Texte intégral
Ordonnance n° 23/610
N° RG 23/00649 - N° Portalis DBVH-V-B7H-I3OF
J.L.D. NIMES
19 juin 2023
[S]
C/
LE PREFET DU VAR
COUR D'APPEL DE NÎMES
Cabinet du Premier Président
Ordonnance du 21 JUIN 2023
Nous, Mme Joëlle TORMOS, Conseillère la Cour d'Appel de NÎMES, conseiller désigné par le Premier Président de la Cour d'Appel de NÎMES pour statuer sur les appels des ordonnances des Juges des Libertés et de la Détention du ressort, rendues en application des dispositions des articles L 742-1 et suivants du Code de l'Entrée et du Séjour des Etrangers et du Droit de l'Asile (CESEDA), assisté de Mme Emmanuelle PRATX, Greffière,
Vu l'arrêté préfectoral portant obligation de quitter le territoire national en date du 19 juillet 2022 notifié le même jour, ayant donné lieu à une décision de placement en rétention en date du 20 mai 2023, notifiée le même jour à 17h35 concernant :
M. [E] [S]
né le 22 Septembre 1989 à [Localité 2] (TUNISIE)
de nationalité Tunisienne
Vu l'ordonnance en date du 22 mai 2023 rendue par le Juge des Libertés et de la Détention du Tribunal Judiciaire de Nîmes portant prolongation du maintien en rétention administrative de la personne désignée ci-dessus ;
Vu la requête reçue au Greffe du Juge des Libertés et de la Détention du Tribunal Judiciaire de Nîmes le 18 juin 2023 à 10h39, enregistrée sous le N°RG 23/3072 présentée par M. le Préfet du Var ;
Vu l'ordonnance rendue le 19 Juin 2023 à 15h58 par le Juge des Libertés et de la Détention du Tribunal de NÎMES sur seconde prolongation, qui a :
* Ordonné pour une durée maximale de 30 jours commençant à l'expiration du précédent délai de 28 jours déjà accordé, le maintien dans les locaux ne relevant pas de l'administration pénitentiaire, de M. [E] [S];
* Dit que la mesure de rétention prendra fin à l'expiration d'un délai de 30 jours à compter du 19 juin 2023 à 17h35,
Vu l'appel de cette ordonnance interjeté par Monsieur [E] [S] le 20 Juin 2023 à 11h53 ;
Vu l'absence du Ministère Public près la Cour d'appel de NIMES régulièrement avisé ;
Vu l'absence du Préfet du Var, régulièrement convoqué,
Vu l'assistance de Monsieur [J] [H] interprète en langue arabe inscrit sur la liste des experts de la cour d'appel de Nîmes,
Vu la comparution de Monsieur [E] [S], régulièrement convoqué ;
Vu la présence de Me Elsa LONGERON, avocat de Monsieur [E] [S] qui a été entendu en sa plaidoirie ;
MOTIFS
[E] [S], né le 12.09.1989 en Tunisie, de nationalité tunisienne expose être en France depuis un mois après avoir transité par l'Italie et l'Allemagne, que le 19 juillet 2022, un arrêté portant obligation de quitter le territoire lui a été notifié refusant un délai de départ volontaire et fixant le pays de destination avec une interdiction de retour sur le territoire français pour une durée de deux ans, qu'il a été transféré au CRA de [Localité 3] suivant une décision du 20 mai 2023 qui lui a été notifiée le même jour.

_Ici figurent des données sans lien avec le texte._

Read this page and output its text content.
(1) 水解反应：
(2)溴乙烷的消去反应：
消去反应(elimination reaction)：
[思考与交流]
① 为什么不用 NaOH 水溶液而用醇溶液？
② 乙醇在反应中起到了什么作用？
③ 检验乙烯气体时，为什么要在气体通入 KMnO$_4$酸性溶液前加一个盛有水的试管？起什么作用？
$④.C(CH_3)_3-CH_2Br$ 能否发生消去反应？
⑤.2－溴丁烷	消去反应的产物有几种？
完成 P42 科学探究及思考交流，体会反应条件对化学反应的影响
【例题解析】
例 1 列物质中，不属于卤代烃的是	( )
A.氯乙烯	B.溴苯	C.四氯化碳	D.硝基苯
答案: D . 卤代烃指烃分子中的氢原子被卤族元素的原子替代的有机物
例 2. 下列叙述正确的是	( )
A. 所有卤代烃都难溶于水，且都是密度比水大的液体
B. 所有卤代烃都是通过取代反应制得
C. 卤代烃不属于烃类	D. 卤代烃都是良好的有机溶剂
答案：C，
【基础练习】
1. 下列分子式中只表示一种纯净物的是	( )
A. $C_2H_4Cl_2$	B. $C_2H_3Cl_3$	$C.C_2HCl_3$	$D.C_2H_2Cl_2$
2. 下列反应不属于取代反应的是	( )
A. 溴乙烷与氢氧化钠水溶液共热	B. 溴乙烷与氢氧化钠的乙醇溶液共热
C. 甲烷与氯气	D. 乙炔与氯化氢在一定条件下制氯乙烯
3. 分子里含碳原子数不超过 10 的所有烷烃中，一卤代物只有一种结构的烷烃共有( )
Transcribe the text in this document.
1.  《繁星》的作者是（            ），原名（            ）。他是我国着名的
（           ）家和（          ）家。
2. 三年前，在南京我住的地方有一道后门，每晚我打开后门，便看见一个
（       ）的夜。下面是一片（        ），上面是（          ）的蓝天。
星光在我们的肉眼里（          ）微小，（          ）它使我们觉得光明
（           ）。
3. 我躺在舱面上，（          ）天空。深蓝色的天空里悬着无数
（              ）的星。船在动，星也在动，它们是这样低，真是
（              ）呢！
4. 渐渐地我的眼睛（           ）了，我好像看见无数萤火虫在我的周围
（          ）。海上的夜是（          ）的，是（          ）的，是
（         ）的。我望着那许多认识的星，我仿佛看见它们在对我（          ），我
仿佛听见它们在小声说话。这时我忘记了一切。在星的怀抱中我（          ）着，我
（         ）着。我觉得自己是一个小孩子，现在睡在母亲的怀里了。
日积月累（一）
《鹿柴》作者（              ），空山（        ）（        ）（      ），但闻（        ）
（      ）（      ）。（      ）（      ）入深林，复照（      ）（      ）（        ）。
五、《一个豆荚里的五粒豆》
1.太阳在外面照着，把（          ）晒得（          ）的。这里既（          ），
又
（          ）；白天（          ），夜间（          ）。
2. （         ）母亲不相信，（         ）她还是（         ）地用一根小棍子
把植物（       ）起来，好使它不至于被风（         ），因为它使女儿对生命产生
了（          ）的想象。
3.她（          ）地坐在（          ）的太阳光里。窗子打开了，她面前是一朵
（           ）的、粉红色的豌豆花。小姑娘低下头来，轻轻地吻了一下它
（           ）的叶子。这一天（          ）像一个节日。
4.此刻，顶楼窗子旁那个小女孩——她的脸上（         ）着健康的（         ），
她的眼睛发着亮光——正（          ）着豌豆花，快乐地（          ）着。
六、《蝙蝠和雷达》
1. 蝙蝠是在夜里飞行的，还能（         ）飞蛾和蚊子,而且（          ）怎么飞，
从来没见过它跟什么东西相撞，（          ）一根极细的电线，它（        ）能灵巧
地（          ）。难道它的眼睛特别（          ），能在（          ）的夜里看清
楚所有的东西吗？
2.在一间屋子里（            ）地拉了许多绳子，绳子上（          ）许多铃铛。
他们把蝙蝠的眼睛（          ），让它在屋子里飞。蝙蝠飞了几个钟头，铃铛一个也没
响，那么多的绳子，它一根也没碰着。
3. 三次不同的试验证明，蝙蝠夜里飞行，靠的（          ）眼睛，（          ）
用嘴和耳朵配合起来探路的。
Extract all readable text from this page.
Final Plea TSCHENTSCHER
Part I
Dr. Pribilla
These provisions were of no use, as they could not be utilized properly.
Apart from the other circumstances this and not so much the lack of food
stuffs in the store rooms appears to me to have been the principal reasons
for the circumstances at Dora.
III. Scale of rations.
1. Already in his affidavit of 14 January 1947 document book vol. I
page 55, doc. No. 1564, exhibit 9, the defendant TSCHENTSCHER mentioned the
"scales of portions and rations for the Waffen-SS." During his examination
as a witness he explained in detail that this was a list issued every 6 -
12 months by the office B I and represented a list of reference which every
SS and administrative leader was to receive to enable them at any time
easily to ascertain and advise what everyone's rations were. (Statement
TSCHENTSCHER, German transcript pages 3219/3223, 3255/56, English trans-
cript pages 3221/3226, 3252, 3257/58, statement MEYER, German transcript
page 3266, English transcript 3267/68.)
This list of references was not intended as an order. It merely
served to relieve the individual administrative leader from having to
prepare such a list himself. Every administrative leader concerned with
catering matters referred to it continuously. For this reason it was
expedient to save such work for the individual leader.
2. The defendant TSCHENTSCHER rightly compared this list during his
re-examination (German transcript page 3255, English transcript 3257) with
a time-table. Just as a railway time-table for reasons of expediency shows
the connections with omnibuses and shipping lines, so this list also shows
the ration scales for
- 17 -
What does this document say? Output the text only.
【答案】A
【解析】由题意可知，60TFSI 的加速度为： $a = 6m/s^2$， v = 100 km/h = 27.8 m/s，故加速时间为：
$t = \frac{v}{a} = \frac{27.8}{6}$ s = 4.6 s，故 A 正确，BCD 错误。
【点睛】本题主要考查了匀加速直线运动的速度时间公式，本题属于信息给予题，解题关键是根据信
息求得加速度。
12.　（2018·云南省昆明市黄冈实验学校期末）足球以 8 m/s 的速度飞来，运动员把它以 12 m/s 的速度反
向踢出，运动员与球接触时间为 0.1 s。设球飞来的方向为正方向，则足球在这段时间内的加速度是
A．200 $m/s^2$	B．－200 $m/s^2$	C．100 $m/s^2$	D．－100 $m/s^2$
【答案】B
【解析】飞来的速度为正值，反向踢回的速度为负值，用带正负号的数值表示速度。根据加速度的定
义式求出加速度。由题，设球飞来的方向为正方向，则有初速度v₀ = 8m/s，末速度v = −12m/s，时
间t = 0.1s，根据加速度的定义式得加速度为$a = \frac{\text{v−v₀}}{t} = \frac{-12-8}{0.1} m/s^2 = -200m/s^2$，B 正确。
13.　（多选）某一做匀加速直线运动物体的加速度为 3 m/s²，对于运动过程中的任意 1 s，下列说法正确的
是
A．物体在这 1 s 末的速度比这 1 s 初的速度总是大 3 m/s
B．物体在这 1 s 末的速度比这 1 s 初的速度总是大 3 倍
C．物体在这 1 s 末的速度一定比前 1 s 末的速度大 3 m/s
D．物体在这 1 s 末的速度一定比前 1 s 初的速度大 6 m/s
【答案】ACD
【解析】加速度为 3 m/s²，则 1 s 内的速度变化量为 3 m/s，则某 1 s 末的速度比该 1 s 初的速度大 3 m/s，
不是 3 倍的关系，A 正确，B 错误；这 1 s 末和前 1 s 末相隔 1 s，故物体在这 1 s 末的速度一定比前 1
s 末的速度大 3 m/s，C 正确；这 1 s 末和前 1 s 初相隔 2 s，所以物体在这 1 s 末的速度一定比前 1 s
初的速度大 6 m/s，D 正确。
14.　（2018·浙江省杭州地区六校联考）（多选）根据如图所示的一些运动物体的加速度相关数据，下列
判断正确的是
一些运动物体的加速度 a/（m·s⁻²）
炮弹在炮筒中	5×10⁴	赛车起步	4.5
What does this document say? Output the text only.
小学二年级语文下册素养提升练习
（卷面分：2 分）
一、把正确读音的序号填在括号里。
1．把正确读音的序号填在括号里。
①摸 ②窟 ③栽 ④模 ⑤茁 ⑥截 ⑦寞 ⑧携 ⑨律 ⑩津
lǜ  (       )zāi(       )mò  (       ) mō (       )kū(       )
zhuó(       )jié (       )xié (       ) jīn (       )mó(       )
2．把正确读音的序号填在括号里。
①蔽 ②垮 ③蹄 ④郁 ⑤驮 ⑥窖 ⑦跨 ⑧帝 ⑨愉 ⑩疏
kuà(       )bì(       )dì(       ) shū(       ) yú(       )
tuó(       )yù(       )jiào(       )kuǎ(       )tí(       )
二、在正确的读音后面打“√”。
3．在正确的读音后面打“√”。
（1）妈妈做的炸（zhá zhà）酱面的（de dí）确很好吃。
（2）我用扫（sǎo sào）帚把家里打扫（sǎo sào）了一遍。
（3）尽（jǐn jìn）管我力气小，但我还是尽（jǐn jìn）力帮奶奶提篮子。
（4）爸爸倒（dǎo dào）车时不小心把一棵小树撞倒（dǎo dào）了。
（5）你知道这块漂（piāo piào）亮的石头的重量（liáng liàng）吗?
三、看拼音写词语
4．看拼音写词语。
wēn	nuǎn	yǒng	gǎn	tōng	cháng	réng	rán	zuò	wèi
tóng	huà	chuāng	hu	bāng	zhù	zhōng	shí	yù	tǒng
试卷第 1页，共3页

Le préfet des Bouches du Rhône a saisi le juge des liberté et de la détention par requête enregistrée le 18 juin 2023.
Par ordonnance rendue le 19 juin 2023 je juge des libertés et de la détention du tribunal judiciaire de Nîmes a ordonné le maintien de [V] [F] au centre de rétention administrative de [Localité 3] pour une durée de 30 jours commençant à compter de l'expiration du délai de 28 jours précédemment accordé en application des dispositions de l'article L742-4 du CESEDA.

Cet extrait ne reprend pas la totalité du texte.